Puis, dans les semaines qui ont suivi, il n’a ni dénoncé ni soutenu leur démarche. Sa priorité était de ramasser les lambeaux des services après le traumatisme de 1988, les accusations de tortures, le départ de Lakehal Ayat et de Mohamed Betchine.» «A un moment donné, les civils se sont barrés, s’emporte un commandant de l’ANP de l’époque. Djenouhat, Taghit, Touati et d’autres hauts officiers de l’armée étaient hors d’eux.
Structure globale
On est en 1992 et on avait ‘’gentiment’’ demandé à Chadli de partir en lui envoyant Djenouhat qui était son ami, avec tout le respect qu’on doit au chef des forces armées, à un moudjahid, à un colonel du temps de Boumediène. Il y eu alors une volonté de recentrage autour des forces armées et on avait les hommes pour ça : Touati, Mohamed Lamari et surtout Mediène qui s’occupa de sécuriser les militaires tandis qu’on militarisait la sécurité.» «Mediène avait hérité de la structure la plus compliquée en Algérie, mise en lumière après les accusations de torture d’Octobre 1988, décapitée de ses chefs ; il pensait qu’il fallait ramasser les morceaux, créer un corps de frappe capable de faire face à la guerre qui s’annonçait, explique un autre collaborateur de «Toufik» durant les années 1990, aujourd’hui à la retraite.

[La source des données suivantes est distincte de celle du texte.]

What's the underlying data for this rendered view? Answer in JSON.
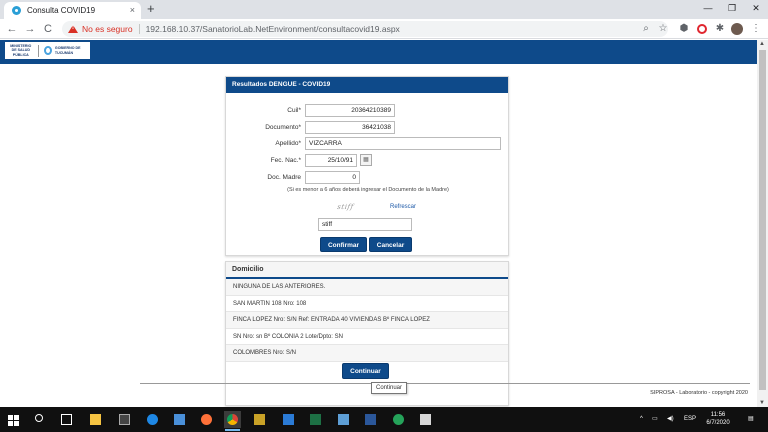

Face au fait que l’ANP, bâtie sur les schémas soviétiques et arabes lourds et inadaptés à la guérilla, face au fait qu’il fallait créer une structure globale qui assume le putsch contre Chadli avec intelligence et efficacité, Mediène a commencé ce travail titanesque de rassembler les services en un seul et créer le DRS, qui englobait à l’époque toutes les directions du renseignement militaire et civil, mais aussi pas mal de ‘’directions secrètes’’ pour maintenir le bon fonctionnement de l’Etat, au cas où.»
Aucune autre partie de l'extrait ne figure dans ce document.